Error in computing cost in Week 2 Exercise

{moderator edit - solution code removed}

w = np.array([[1.], [2]])
b = 1.5
X = np.array([[1., -2., -1.], [3., 0.5, -3.2]])
Y = np.array([[1, 1, 0]])
grads, cost = propagate(w, b, X, Y)

assert type(grads[“dw”]) == np.ndarray
assert grads[“dw”].shape == (2, 1)
assert type(grads[“db”]) == np.float64

print ("dw = " + str(grads[“dw”]))
print ("db = " + str(grads[“db”]))
print ("cost = " + str(cost))

propagate_test(propagate)

I am getting the below error for cost. I am not understanding what is wrong with the cost.

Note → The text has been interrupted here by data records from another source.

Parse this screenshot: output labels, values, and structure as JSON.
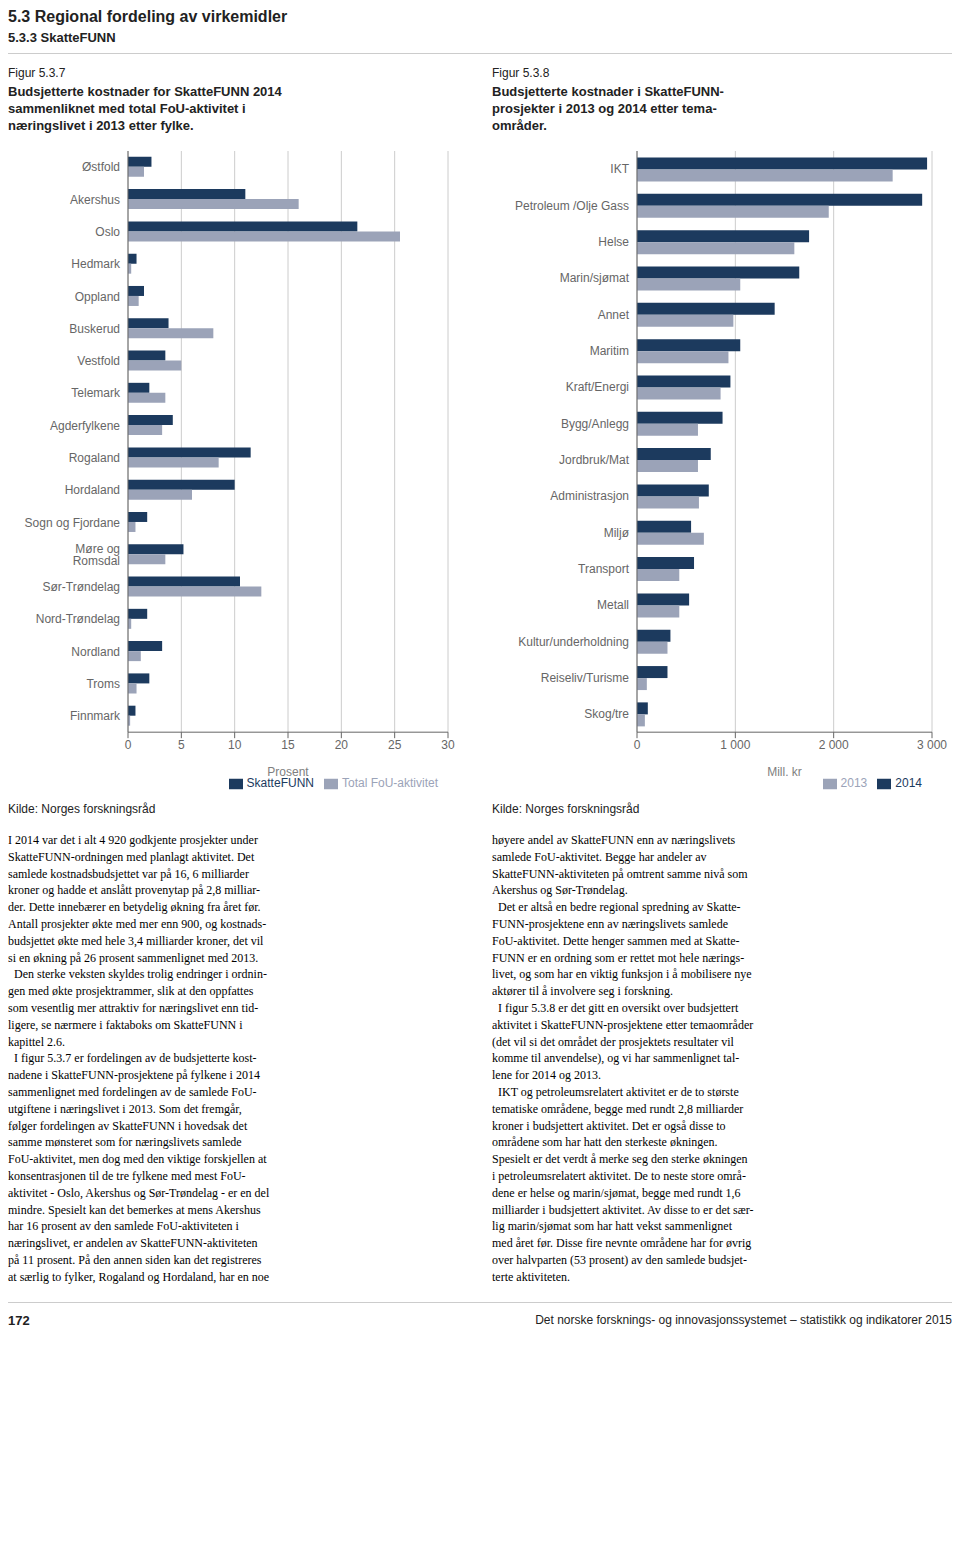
{
  "title": "5.3 Regional fordeling av virkemidler",
  "subtitle": "5.3.3 SkatteFUNN",
  "chart_data": [
    {
      "type": "bar",
      "orientation": "horizontal",
      "subtitle": "Figur 5.3.7",
      "title": "Budsjetterte kostnader for SkatteFUNN 2014\nsammenliknet med total FoU-aktivitet i\nnæringslivet i 2013 etter fylke.",
      "categories": [
        "Østfold",
        "Akershus",
        "Oslo",
        "Hedmark",
        "Oppland",
        "Buskerud",
        "Vestfold",
        "Telemark",
        "Agderfylkene",
        "Rogaland",
        "Hordaland",
        "Sogn og Fjordane",
        "Møre og Romsdal",
        "Sør-Trøndelag",
        "Nord-Trøndelag",
        "Nordland",
        "Troms",
        "Finnmark"
      ],
      "series": [
        {
          "name": "SkatteFUNN",
          "color": "#1c3a5e",
          "values": [
            2.2,
            11.0,
            21.5,
            0.8,
            1.5,
            3.8,
            3.5,
            2.0,
            4.2,
            11.5,
            10.0,
            1.8,
            5.2,
            10.5,
            1.8,
            3.2,
            2.0,
            0.7
          ]
        },
        {
          "name": "Total FoU-aktivitet",
          "color": "#9ba3b8",
          "values": [
            1.5,
            16.0,
            25.5,
            0.3,
            1.0,
            8.0,
            5.0,
            3.5,
            3.2,
            8.5,
            6.0,
            0.7,
            3.5,
            12.5,
            0.3,
            1.2,
            0.8,
            0.2
          ]
        }
      ],
      "xlabel": "Prosent",
      "xlim": [
        0,
        30
      ],
      "xticks": [
        0,
        5,
        10,
        15,
        20,
        25,
        30
      ],
      "grid": true,
      "legend": "lower right",
      "annotations": [
        "Kilde: Norges forskningsråd"
      ]
    },
    {
      "type": "bar",
      "orientation": "horizontal",
      "subtitle": "Figur 5.3.8",
      "title": "Budsjetterte kostnader i SkatteFUNN-\nprosjekter i 2013 og 2014 etter tema-\nområder.",
      "categories": [
        "IKT",
        "Petroleum /Olje Gass",
        "Helse",
        "Marin/sjømat",
        "Annet",
        "Maritim",
        "Kraft/Energi",
        "Bygg/Anlegg",
        "Jordbruk/Mat",
        "Administrasjon",
        "Miljø",
        "Transport",
        "Metall",
        "Kultur/underholdning",
        "Reiseliv/Turisme",
        "Skog/tre"
      ],
      "series": [
        {
          "name": "2014",
          "color": "#1c3a5e",
          "values": [
            2950,
            2900,
            1750,
            1650,
            1400,
            1050,
            950,
            870,
            750,
            730,
            550,
            580,
            530,
            340,
            310,
            110
          ]
        },
        {
          "name": "2013",
          "color": "#9ba3b8",
          "values": [
            2600,
            1950,
            1600,
            1050,
            980,
            930,
            850,
            620,
            620,
            630,
            680,
            430,
            430,
            310,
            100,
            80
          ]
        }
      ],
      "xlabel": "Mill. kr",
      "xlim": [
        0,
        3000
      ],
      "xticks": [
        0,
        {
          "value": 1000,
          "label": "1 000"
        },
        {
          "value": 2000,
          "label": "2 000"
        },
        {
          "value": 3000,
          "label": "3 000"
        }
      ],
      "grid": true,
      "legend": "lower right",
      "annotations": [
        "Kilde: Norges forskningsråd"
      ]
    }
  ],
  "annotations": [
    "I 2014 var det i alt 4 920 godkjente prosjekter under\nSkatteFUNN-ordningen med planlagt aktivitet. Det\nsamlede kostnadsbudsjettet var på 16, 6 milliarder\nkroner og hadde et anslått provenytap på 2,8 milliar-\nder. Dette innebærer en betydelig økning fra året før.\nAntall prosjekter økte med mer enn 900, og kostnads-\nbudsjettet økte med hele 3,4 milliarder kroner, det vil\nsi en økning på 26 prosent sammenlignet med 2013.\n  Den sterke veksten skyldes trolig endringer i ordnin-\ngen med økte prosjektrammer, slik at den oppfattes\nsom vesentlig mer attraktiv for næringslivet enn tid-\nligere, se nærmere i faktaboks om SkatteFUNN i\nkapittel 2.6.\n  I figur 5.3.7 er fordelingen av de budsjetterte kost-\nnadene i SkatteFUNN-prosjektene på fylkene i 2014\nsammenlignet med fordelingen av de samlede FoU-\nutgiftene i næringslivet i 2013. Som det fremgår,\nfølger fordelingen av SkatteFUNN i hovedsak det\nsamme mønsteret som for næringslivets samlede\nFoU-aktivitet, men dog med den viktige forskjellen at\nkonsentrasjonen til de tre fylkene med mest FoU-\naktivitet - Oslo, Akershus og Sør-Trøndelag - er en del\nmindre. Spesielt kan det bemerkes at mens Akershus\nhar 16 prosent av den samlede FoU-aktiviteten i\nnæringslivet, er andelen av SkatteFUNN-aktiviteten\npå 11 prosent. På den annen siden kan det registreres\nat særlig to fylker, Rogaland og Hordaland, har en noe",
    "høyere andel av SkatteFUNN enn av næringslivets\nsamlede FoU-aktivitet. Begge har andeler av\nSkatteFUNN-aktiviteten på omtrent samme nivå som\nAkershus og Sør-Trøndelag.\n  Det er altså en bedre regional spredning av Skatte-\nFUNN-prosjektene enn av næringslivets samlede\nFoU-aktivitet. Dette henger sammen med at Skatte-\nFUNN er en ordning som er rettet mot hele nærings-\nlivet, og som har en viktig funksjon i å mobilisere nye\naktører til å involvere seg i forskning.\n  I figur 5.3.8 er det gitt en oversikt over budsjettert\naktivitet i SkatteFUNN-prosjektene etter temaområder\n(det vil si det området der prosjektets resultater vil\nkomme til anvendelse), og vi har sammenlignet tal-\nlene for 2014 og 2013.\n  IKT og petroleumsrelatert aktivitet er de to største\ntematiske områdene, begge med rundt 2,8 milliarder\nkroner i budsjettert aktivitet. Det er også disse to\nområdene som har hatt den sterkeste økningen.\nSpesielt er det verdt å merke seg den sterke økningen\ni petroleumsrelatert aktivitet. De to neste store områ-\ndene er helse og marin/sjømat, begge med rundt 1,6\nmilliarder i budsjettert aktivitet. Av disse to er det sær-\nlig marin/sjømat som har hatt vekst sammenlignet\nmed året før. Disse fire nevnte områdene har for øvrig\nover halvparten (53 prosent) av den samlede budsjet-\nterte aktiviteten.",
    "172",
    "Det norske forsknings- og innovasjonssystemet – statistikk og indikatorer 2015"
  ]
}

dw = [[ 0.25071532] [-0.06604096]] db = -0.12500404500439652 cost = [[6.78158907e-05 1.58025661e-01 1.96757857e+00] [6.78158907e-05 1.58025661e-01 1.96757857e+00] [2.83340115e+00 3.24692328e-01 9.11899793e-04]] ---------------------------------------------------------------------------AssertionError Traceback (most recent call last) in 14 print (“cost = “+ str(cost)) 15—> 16propagate_test(propagate)~/work/release/W2A2/public_tests.py in propagate_test(target) 41assert np.allclose(grads[‘dw’], expected_dw),f"Wrong values for grads[‘dw’]. {grads[‘dw’]} != {expected_dw}” 42assert np.allclose(grads[‘db’], expected_db),f"Wrong values for grads[‘db’]. {grads[‘db’]} != {expected_db}”—> 43assert np.allclose(cost, expected_cost),f"Wrong values for cost. {cost} != {expected_cost}" 44 print(’\033[92mAll tests passed!’) 45AssertionError: Wrong values for cost. [[3.75577540e-04 5.08619180e-05 4.66946507e-01 8.38515932e-05] [3.75577540e-04 5.08619180e-05 4.66946507e-01 8.38515932e-05] [1.62537558e+00 2.12505086e+00 4.19465073e-02 2.00008385e+00] [1.62537558e+00 2.12505086e+00 4.19465073e-02 2.00008385e+00]] != 2.0424567983978403

You can see that the problem is that your cost value ends up being a 3 x 3 matrix in the first case and a 4 x 4 matrix in the second case. So how could that happen? Note that in the first test case, both Y and A are 1 x 3 vectors. So Y^T is 3 x 1. If you dot 3 x 1 with 1 x 3, you get a 3 x 3 matrix, right? I don’t think that is what you want for the cost.

Here’s a previous thread that works through some examples that are relevant to the problem here.

Thanks, Paul for your help. It is resolved.